Таков «опыт монстра»: непреодолимое любопытство, охватывающее все социальные страты, общественное потрясение, зрелище телесной катастрофы, переживание испуга, визуальной неустойчивости, дискурсивной остановки. Таков монстр: внезапное присутствие, неожиданное выставление напоказ, смятение восприятия, трепещущая приостановка взгляда и речи, нечто непредставимое. Поскольку монстр, в самом полном и древнем смысле, есть диво (merveille), то есть событие, чьи этимологические корни (mirabilis) в первую очередь связаны с полем обзора (miror), с неожиданным смещением кадров восприятия, с пяленьем глаз, с явлением[1034]. С явлением нечеловеческого, с отрицанием человека в зрелище живого человека: «Монстр — живое существо, обладающее негативной ценностью. <…> Эквивалентом жизненной силы является монстр, а не смерть»[1035].
С монструозностью дело обстоит иначе: тут сильнее и присутствие и отсутствие, больше и тела и знаков, и молчания и речи.
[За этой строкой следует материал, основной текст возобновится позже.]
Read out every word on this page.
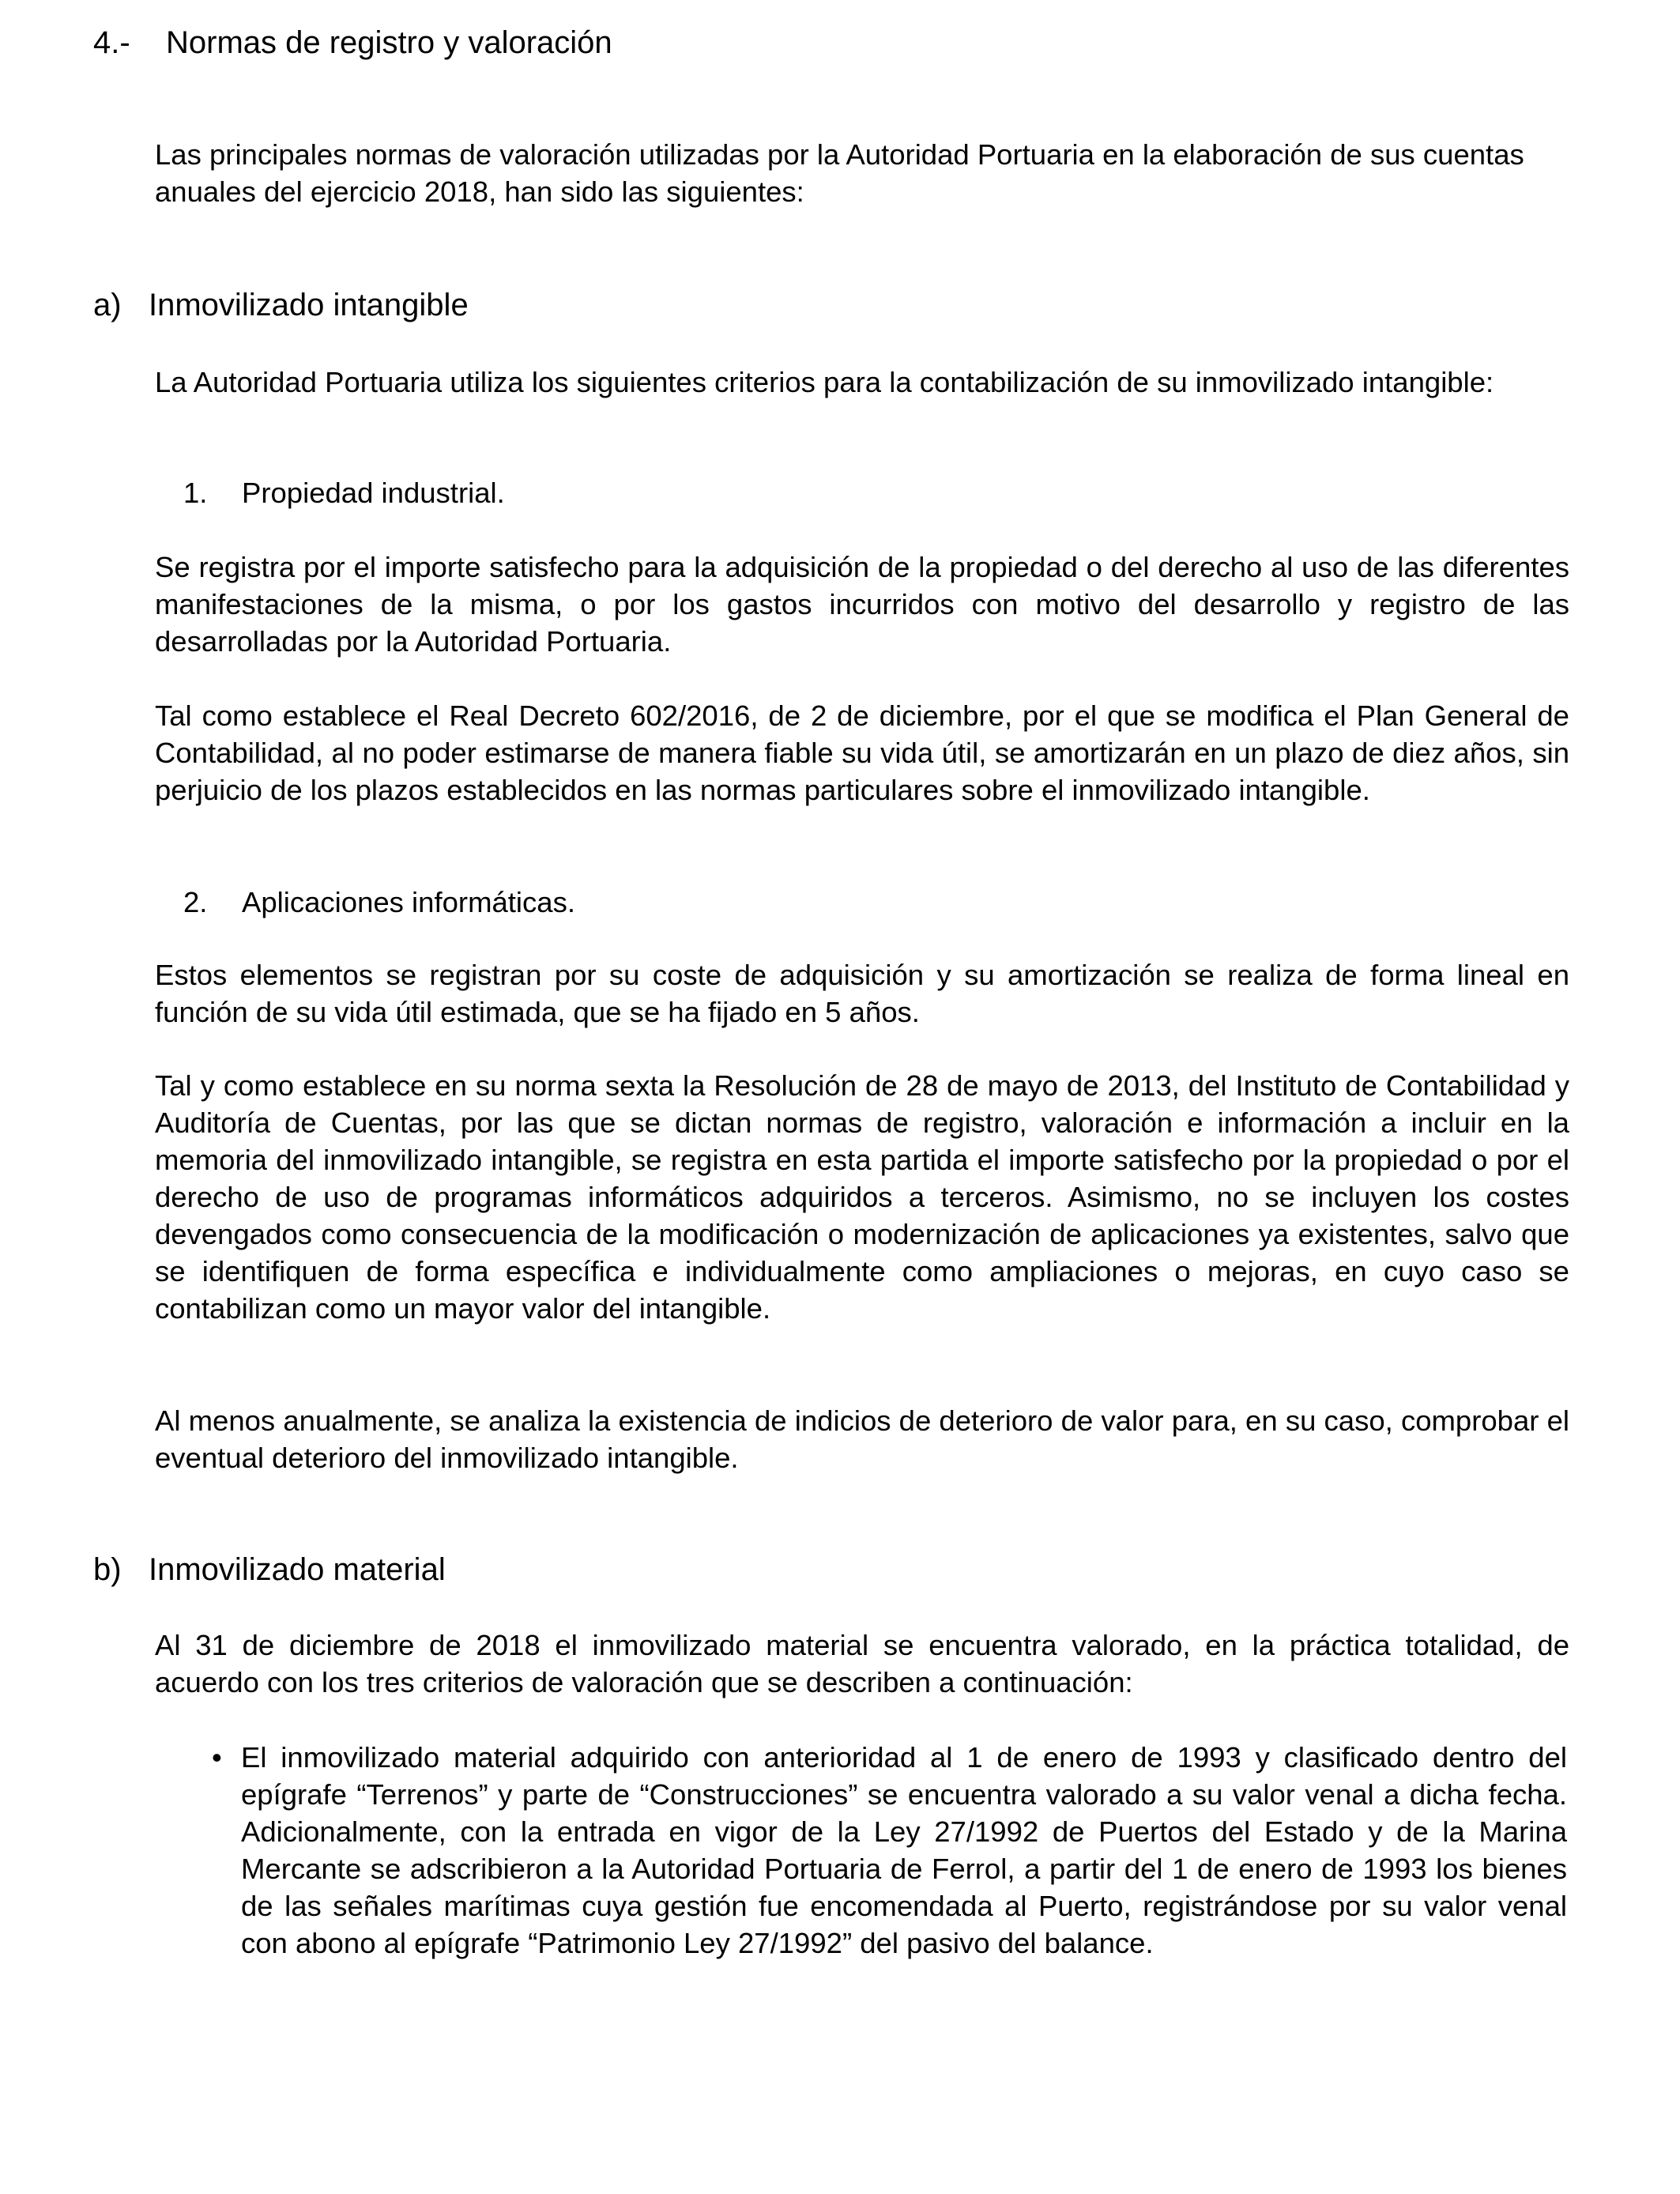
4.- Normas de registro y valoración

Las principales normas de valoración utilizadas por la Autoridad Portuaria en la elaboración de sus cuentas anuales del ejercicio 2018, han sido las siguientes:

a) Inmovilizado intangible

La Autoridad Portuaria utiliza los siguientes criterios para la contabilización de su inmovilizado intangible:

1. Propiedad industrial.

Se registra por el importe satisfecho para la adquisición de la propiedad o del derecho al uso de las diferentes manifestaciones de la misma, o por los gastos incurridos con motivo del desarrollo y registro de las desarrolladas por la Autoridad Portuaria.

Tal como establece el Real Decreto 602/2016, de 2 de diciembre, por el que se modifica el Plan General de Contabilidad, al no poder estimarse de manera fiable su vida útil, se amortizarán en un plazo de diez años, sin perjuicio de los plazos establecidos en las normas particulares sobre el inmovilizado intangible.

2. Aplicaciones informáticas.

Estos elementos se registran por su coste de adquisición y su amortización se realiza de forma lineal en función de su vida útil estimada, que se ha fijado en 5 años.

Tal y como establece en su norma sexta la Resolución de 28 de mayo de 2013, del Instituto de Contabilidad y Auditoría de Cuentas, por las que se dictan normas de registro, valoración e información a incluir en la memoria del inmovilizado intangible, se registra en esta partida el importe satisfecho por la propiedad o por el derecho de uso de programas informáticos adquiridos a terceros. Asimismo, no se incluyen los costes devengados como consecuencia de la modificación o modernización de aplicaciones ya existentes, salvo que se identifiquen de forma específica e individualmente como ampliaciones o mejoras, en cuyo caso se contabilizan como un mayor valor del intangible.

Al menos anualmente, se analiza la existencia de indicios de deterioro de valor para, en su caso, comprobar el eventual deterioro del inmovilizado intangible.

b) Inmovilizado material

Al 31 de diciembre de 2018 el inmovilizado material se encuentra valorado, en la práctica totalidad, de acuerdo con los tres criterios de valoración que se describen a continuación:

• El inmovilizado material adquirido con anterioridad al 1 de enero de 1993 y clasificado dentro del epígrafe “Terrenos” y parte de “Construcciones” se encuentra valorado a su valor venal a dicha fecha. Adicionalmente, con la entrada en vigor de la Ley 27/1992 de Puertos del Estado y de la Marina Mercante se adscribieron a la Autoridad Portuaria de Ferrol, a partir del 1 de enero de 1993 los bienes de las señales marítimas cuya gestión fue encomendada al Puerto, registrándose por su valor venal con abono al epígrafe “Patrimonio Ley 27/1992” del pasivo del balance.
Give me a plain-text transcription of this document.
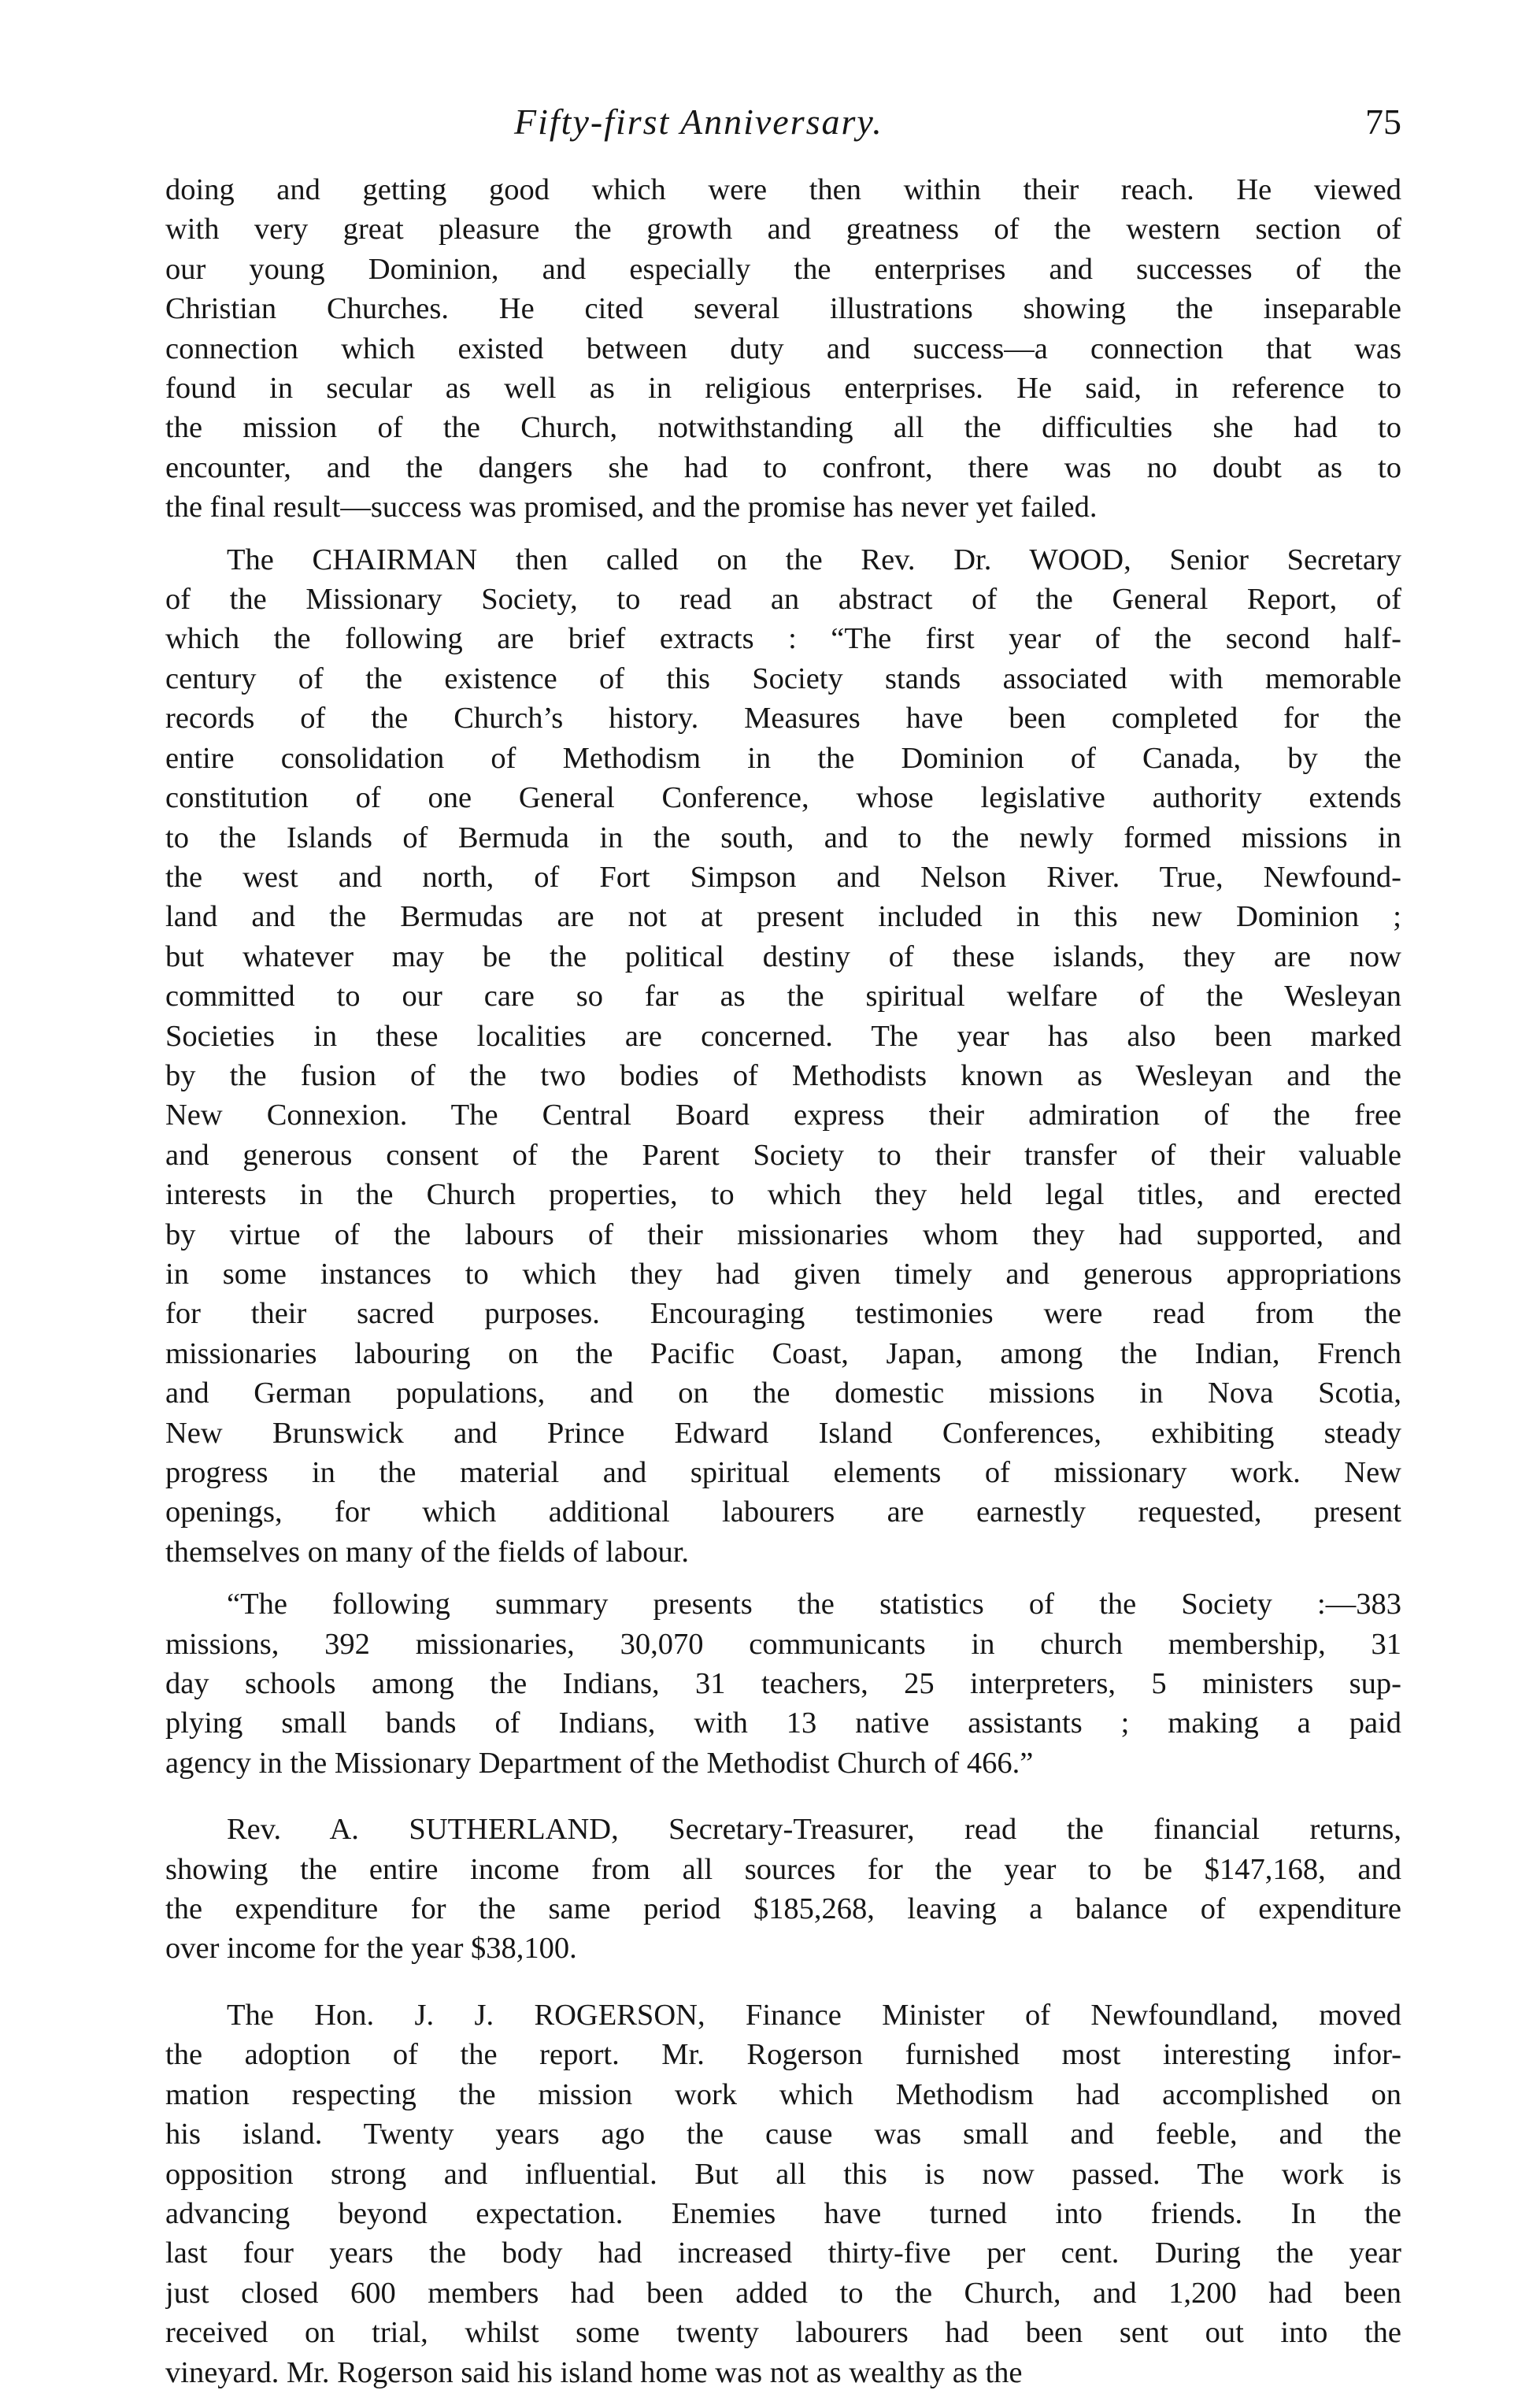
Fifty-first Anniversary.	75
doing and getting good which were then within their reach. He viewed
with very great pleasure the growth and greatness of the western section of
our young Dominion, and especially the enterprises and successes of the
Christian Churches. He cited several illustrations showing the inseparable
connection which existed between duty and success—a connection that was
found in secular as well as in religious enterprises. He said, in reference to
the mission of the Church, notwithstanding all the difficulties she had to
encounter, and the dangers she had to confront, there was no doubt as to
the final result—success was promised, and the promise has never yet failed.
The CHAIRMAN then called on the Rev. Dr. WOOD, Senior Secretary
of the Missionary Society, to read an abstract of the General Report, of
which the following are brief extracts : “The first year of the second half-
century of the existence of this Society stands associated with memorable
records of the Church’s history. Measures have been completed for the
entire consolidation of Methodism in the Dominion of Canada, by the
constitution of one General Conference, whose legislative authority extends
to the Islands of Bermuda in the south, and to the newly formed missions in
the west and north, of Fort Simpson and Nelson River. True, Newfound-
land and the Bermudas are not at present included in this new Dominion ;
but whatever may be the political destiny of these islands, they are now
committed to our care so far as the spiritual welfare of the Wesleyan
Societies in these localities are concerned. The year has also been marked
by the fusion of the two bodies of Methodists known as Wesleyan and the
New Connexion. The Central Board express their admiration of the free
and generous consent of the Parent Society to their transfer of their valuable
interests in the Church properties, to which they held legal titles, and erected
by virtue of the labours of their missionaries whom they had supported, and
in some instances to which they had given timely and generous appropriations
for their sacred purposes. Encouraging testimonies were read from the
missionaries labouring on the Pacific Coast, Japan, among the Indian, French
and German populations, and on the domestic missions in Nova Scotia,
New Brunswick and Prince Edward Island Conferences, exhibiting steady
progress in the material and spiritual elements of missionary work. New
openings, for which additional labourers are earnestly requested, present
themselves on many of the fields of labour.
“The following summary presents the statistics of the Society :—383
missions, 392 missionaries, 30,070 communicants in church membership, 31
day schools among the Indians, 31 teachers, 25 interpreters, 5 ministers sup-
plying small bands of Indians, with 13 native assistants ; making a paid
agency in the Missionary Department of the Methodist Church of 466.”
Rev. A. SUTHERLAND, Secretary-Treasurer, read the financial returns,
showing the entire income from all sources for the year to be $147,168, and
the expenditure for the same period $185,268, leaving a balance of expenditure
over income for the year $38,100.
The Hon. J. J. ROGERSON, Finance Minister of Newfoundland, moved
the adoption of the report. Mr. Rogerson furnished most interesting infor-
mation respecting the mission work which Methodism had accomplished on
his island. Twenty years ago the cause was small and feeble, and the
opposition strong and influential. But all this is now passed. The work is
advancing beyond expectation. Enemies have turned into friends. In the
last four years the body had increased thirty-five per cent. During the year
just closed 600 members had been added to the Church, and 1,200 had been
received on trial, whilst some twenty labourers had been sent out into the
vineyard. Mr. Rogerson said his island home was not as wealthy as the
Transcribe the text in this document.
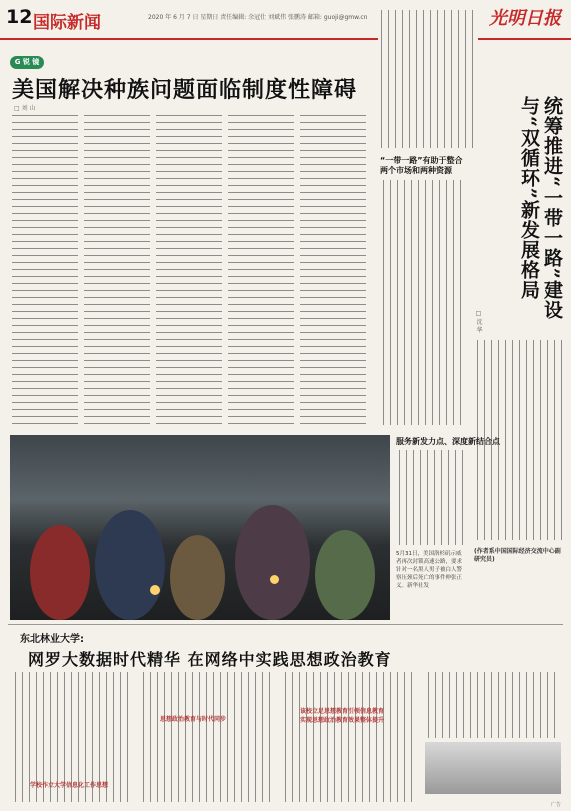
12 国际新闻	2020 年 6 月 7 日 星期日 责任编辑: 余冠仕 刘斌伟 张鹏涛 邮箱: guoji@gmw.cn	光明日报
G 锐 镜
美国解决种族问题面临制度性障碍
□ 刘 山	统筹推进“一带一路”建设
与“双循环”新发展格局
□ 沈 华
“一带一路”有助于整合两个市场和两种资源
服务新发力点、深度新结合点
(作者系中国国际经济交流中心副研究员)
5月31日，美国洛杉矶示威者再次封锁高速公路，要求针对一名黑人男子被白人警察压颈后死亡的事件伸张正义。新华社发
东北林业大学:
网罗大数据时代精华 在网络中实践思想政治教育
学校作立大学信息化工作思想
思想政治教育与时代同步
该校立足思想教育引领信息教育
实现思想政治教育效果整体提升
广告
Это не внезапное крушение опыта восприятия, но систематическое конструирование образов для их потребления и циркуляции; не тревожное колебание взгляда, но любопытное чтение или слушание. Такова монструозность: не реальность, но воображение, производство образов и слов, которые должны представлять непредставимое, лобовое столкновение с нечеловечностью одного человеческого тела. Это тот же процесс, что и описанный Ле Гоффом, когда христианство помещает непредсказуемое диво в упорядоченный контекст чуда и эффект явления монстра ослабевает. Иными словами, монструозность — это замена реальных монстров виртуальными, созданными в мире знаков. Это первостепенное различие, если мы стремимся представить себе историю человеческой монструозности во всей ее длительности. Традиционное общество отличается от нашего тем, что в нем монстры сосуществуют с монструозностью, тогда как мы раз и навсегда вытеснили в область вымысла ту травму, которая ранее провоцировалась присутствием и плотью монстра.
Все это заставляет задуматься: как конструируется образ монстра? Как создаются монструозные вымыслы?